Taking this thought ahead (which again is subjective to our understanding), no one can, at any given point of time, predict what the absolute truth is. All of us look at any situation or person from the point in time where we stand. We have selective memory of the past and no knowledge of the future. In such a circumstance, who can distinguish the right from the wrong, the correct from the incorrect and the truth from the false?
If one was to draw a time line, which would be a straight line running into infinity, the point of the present can be shown as a continuation of the past and the basis for the future. In such a scenario, how does one judge someone? How does one make the mind understand that there is no reason to fret over that which is solely temporary?

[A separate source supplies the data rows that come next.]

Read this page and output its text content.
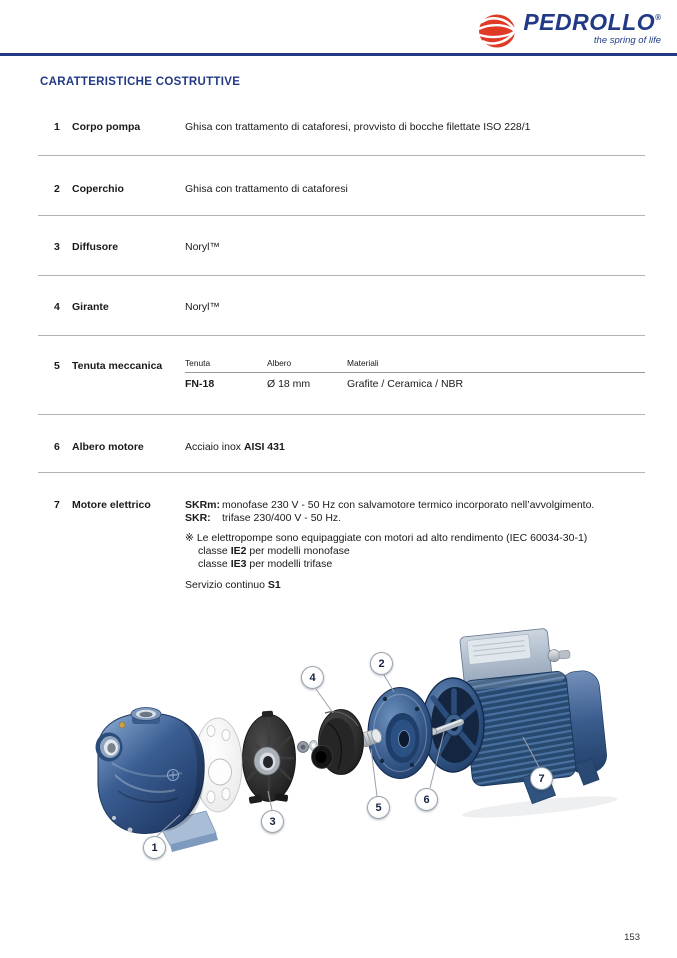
PEDROLLO®
the spring of life
CARATTERISTICHE COSTRUTTIVE
1	Corpo pompa	Ghisa con trattamento di cataforesi, provvisto di bocche filettate ISO 228/1
2	Coperchio	Ghisa con trattamento di cataforesi
3	Diffusore	Noryl™
4	Girante	Noryl™
5	Tenuta meccanica	Tenuta	Albero	Materiali
FN-18	Ø 18 mm	Grafite / Ceramica / NBR
6	Albero motore	Acciaio inox AISI 431
7	Motore elettrico	SKRm: monofase 230 V - 50 Hz con salvamotore termico incorporato nell’avvolgimento.
SKR:	trifase 230/400 V - 50 Hz.
※ Le elettropompe sono equipaggiate con motori ad alto rendimento (IEC 60034-30-1)
classe IE2 per modelli monofase
classe IE3 per modelli trifase
Servizio continuo S1
1
2
3
4
5
6
7
153
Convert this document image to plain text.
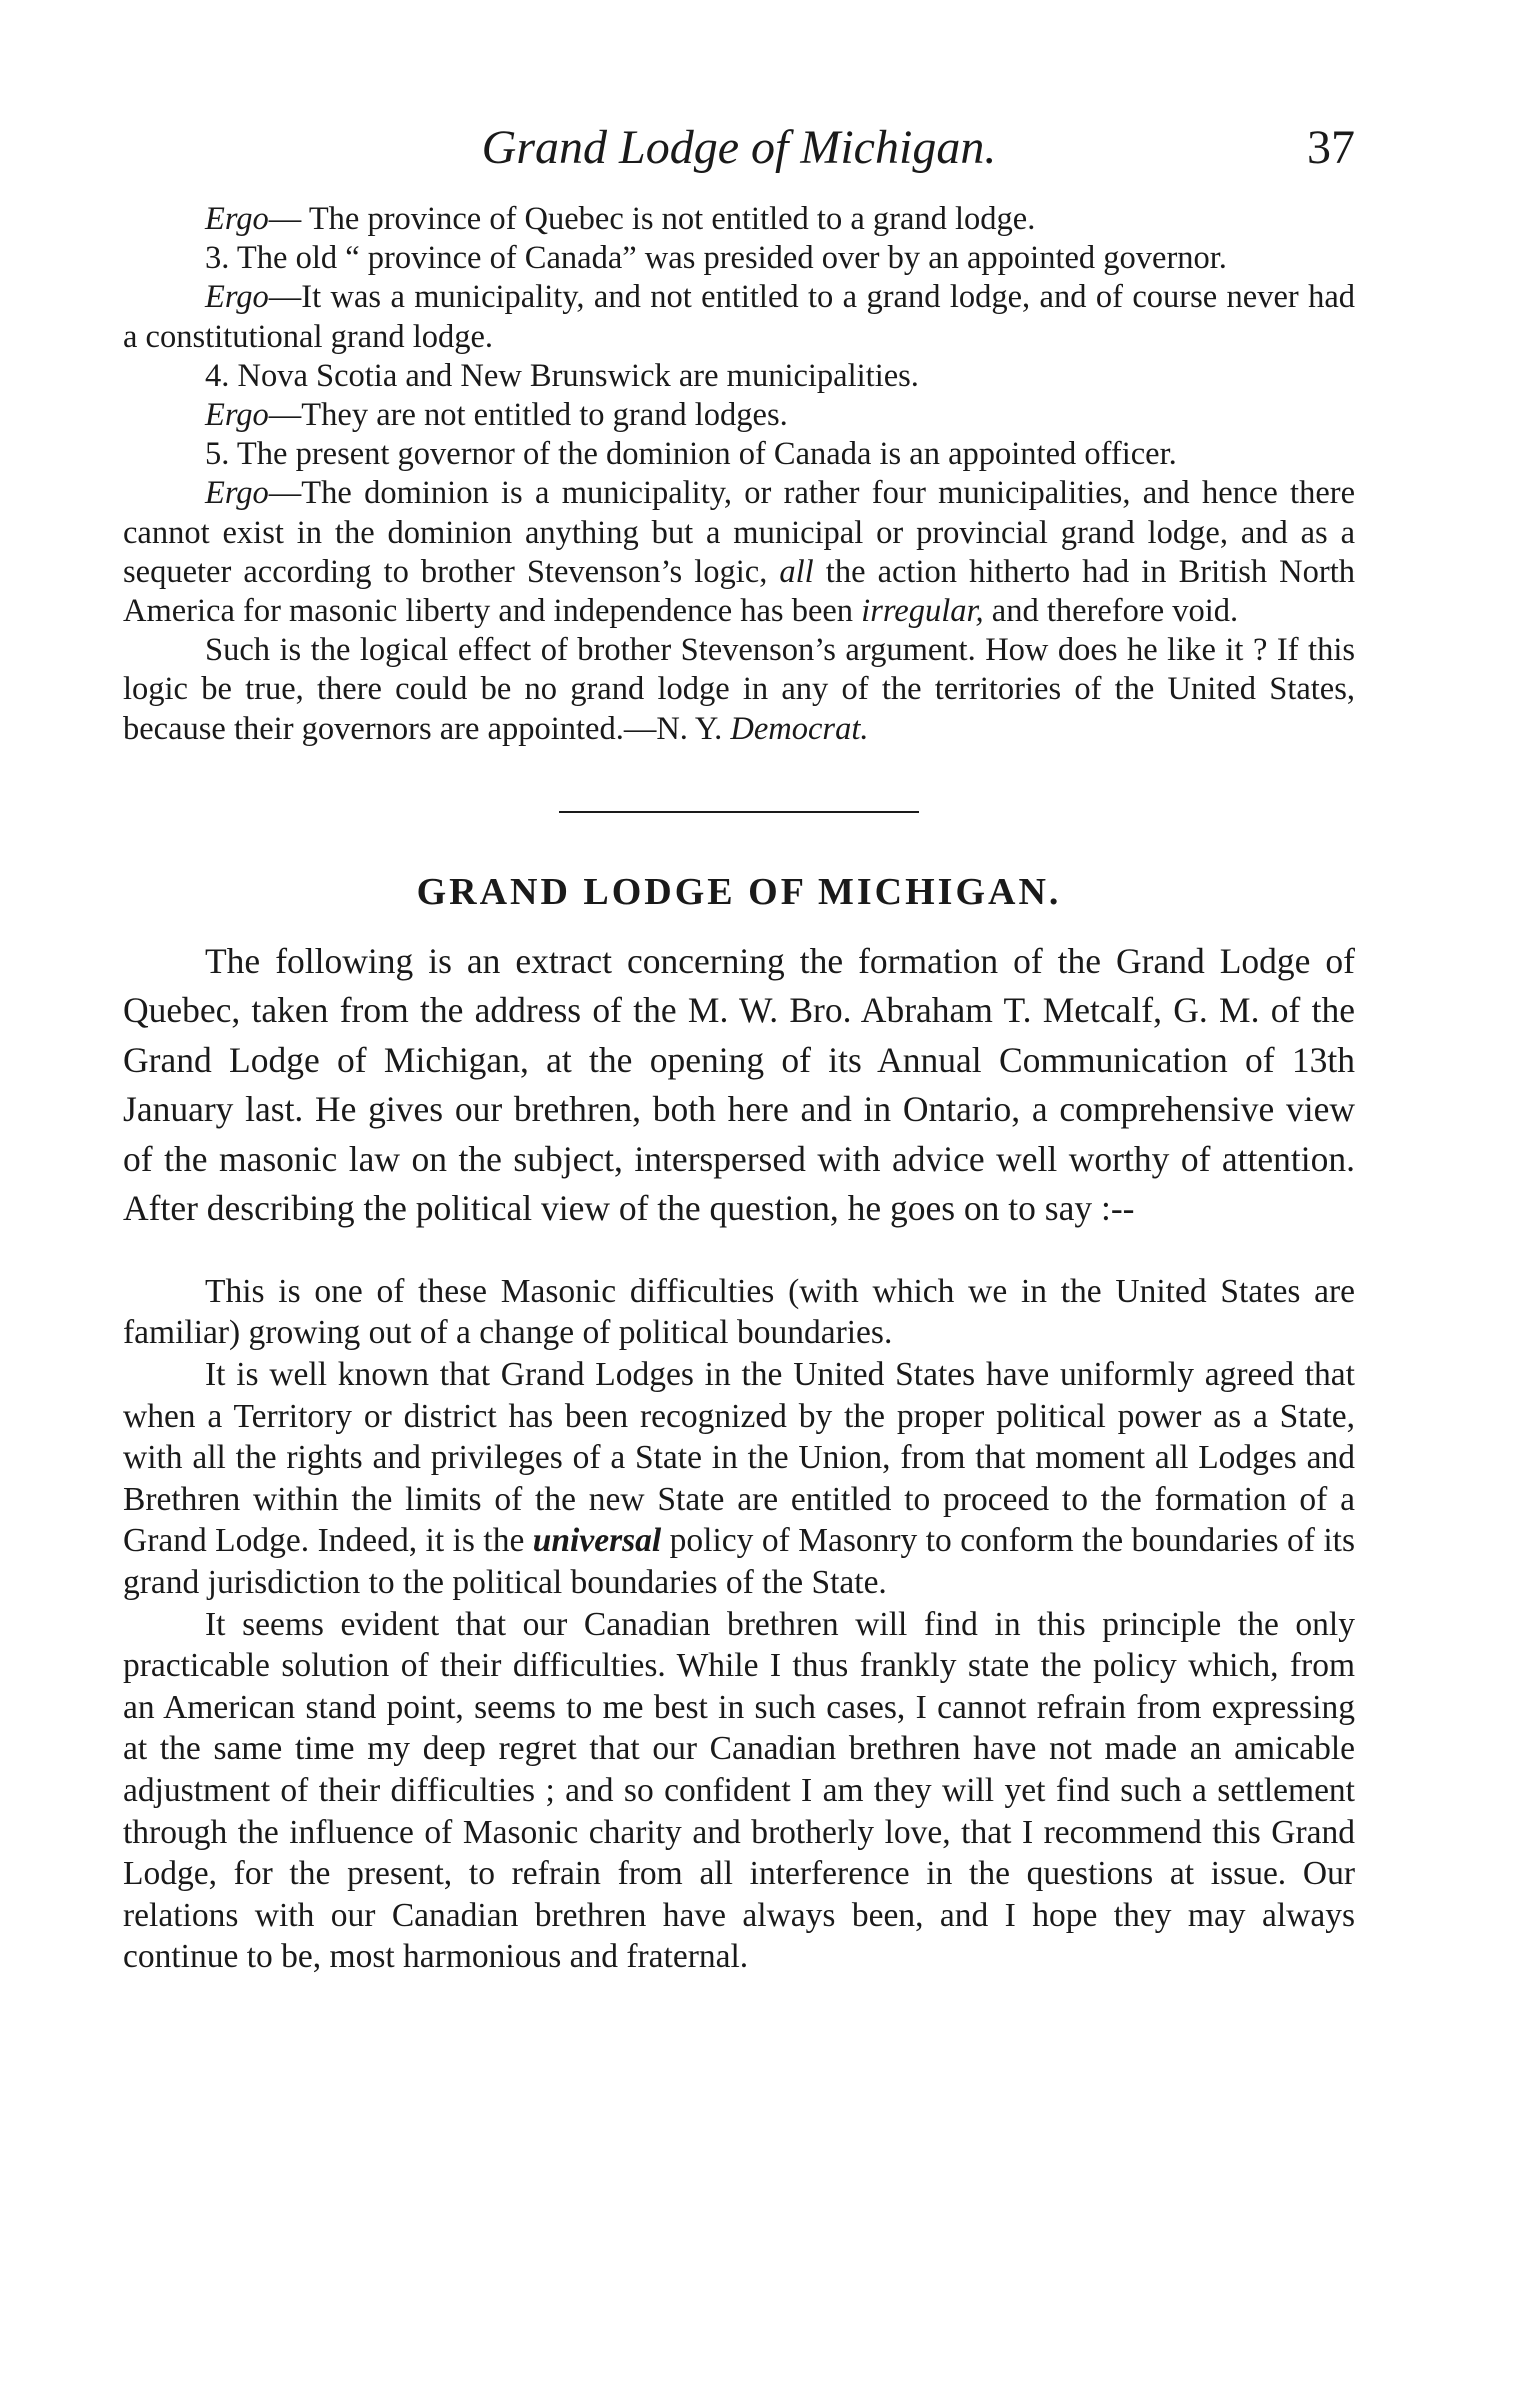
Grand Lodge of Michigan.	37

Ergo— The province of Quebec is not entitled to a grand lodge.

3. The old “ province of Canada” was presided over by an appointed governor.

Ergo—It was a municipality, and not entitled to a grand lodge, and of course never had a constitutional grand lodge.

4. Nova Scotia and New Brunswick are municipalities.

Ergo—They are not entitled to grand lodges.

5. The present governor of the dominion of Canada is an appointed officer.

Ergo—The dominion is a municipality, or rather four municipalities, and hence there cannot exist in the dominion anything but a municipal or provincial grand lodge, and as a sequeter according to brother Stevenson’s logic, all the action hitherto had in British North America for masonic liberty and independence has been irregular, and therefore void.

Such is the logical effect of brother Stevenson’s argument. How does he like it ? If this logic be true, there could be no grand lodge in any of the territories of the United States, because their governors are appointed.—N. Y. Democrat.

GRAND LODGE OF MICHIGAN.

The following is an extract concerning the formation of the Grand Lodge of Quebec, taken from the address of the M. W. Bro. Abraham T. Metcalf, G. M. of the Grand Lodge of Michigan, at the opening of its Annual Communication of 13th January last. He gives our brethren, both here and in Ontario, a comprehensive view of the masonic law on the subject, interspersed with advice well worthy of attention. After describing the political view of the question, he goes on to say :--

This is one of these Masonic difficulties (with which we in the United States are familiar) growing out of a change of political boundaries.

It is well known that Grand Lodges in the United States have uniformly agreed that when a Territory or district has been recognized by the proper political power as a State, with all the rights and privileges of a State in the Union, from that moment all Lodges and Brethren within the limits of the new State are entitled to proceed to the formation of a Grand Lodge. Indeed, it is the universal policy of Masonry to conform the boundaries of its grand jurisdiction to the political boundaries of the State.

It seems evident that our Canadian brethren will find in this principle the only practicable solution of their difficulties. While I thus frankly state the policy which, from an American stand point, seems to me best in such cases, I cannot refrain from expressing at the same time my deep regret that our Canadian brethren have not made an amicable adjustment of their difficulties ; and so confident I am they will yet find such a settlement through the influence of Masonic charity and brotherly love, that I recommend this Grand Lodge, for the present, to refrain from all interference in the questions at issue. Our relations with our Canadian brethren have always been, and I hope they may always continue to be, most harmonious and fraternal.
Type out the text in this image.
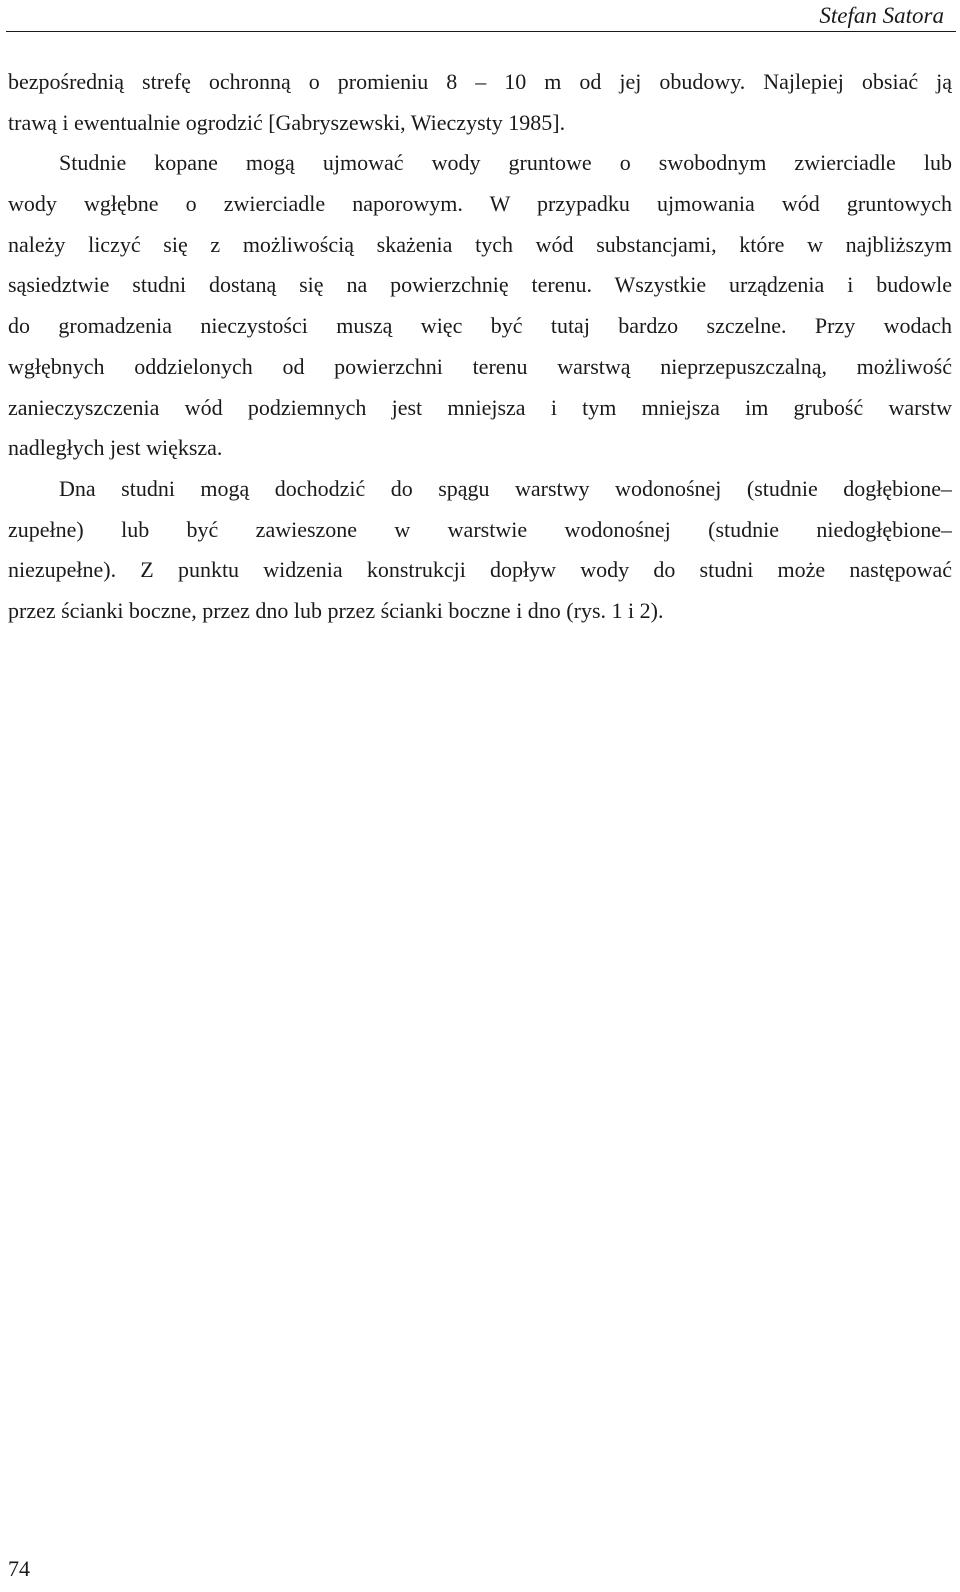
Stefan Satora
bezpośrednią strefę ochronną o promieniu 8 – 10 m od jej obudowy. Najlepiej obsiać ją
trawą i ewentualnie ogrodzić [Gabryszewski, Wieczysty 1985].
Studnie kopane mogą ujmować wody gruntowe o swobodnym zwierciadle lub
wody wgłębne o zwierciadle naporowym. W przypadku ujmowania wód gruntowych
należy liczyć się z możliwością skażenia tych wód substancjami, które w najbliższym
sąsiedztwie studni dostaną się na powierzchnię terenu. Wszystkie urządzenia i budowle
do gromadzenia nieczystości muszą więc być tutaj bardzo szczelne. Przy wodach
wgłębnych oddzielonych od powierzchni terenu warstwą nieprzepuszczalną, możliwość
zanieczyszczenia wód podziemnych jest mniejsza i tym mniejsza im grubość warstw
nadległych jest większa.
Dna studni mogą dochodzić do spągu warstwy wodonośnej (studnie dogłębione–
zupełne) lub być zawieszone w warstwie wodonośnej (studnie niedogłębione–
niezupełne). Z punktu widzenia konstrukcji dopływ wody do studni może następować
przez ścianki boczne, przez dno lub przez ścianki boczne i dno (rys. 1 i 2).
74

How does one try to understand that despite our best intentions of not letting the mind wander into the waste lands of negativity, we will continue to be judgmental?
Why are we, so obsessed, as people to decide on the right from the wrong, the good from the bad, the correct from the incorrect, even though it is only a temporary manifestation of our perceptions? Why do we then allow our actions to be validated by others or even our own manifestations of the reality. What purpose does it serve, but for giving us some more drama to live in? Is there any point in being judgmental at all then?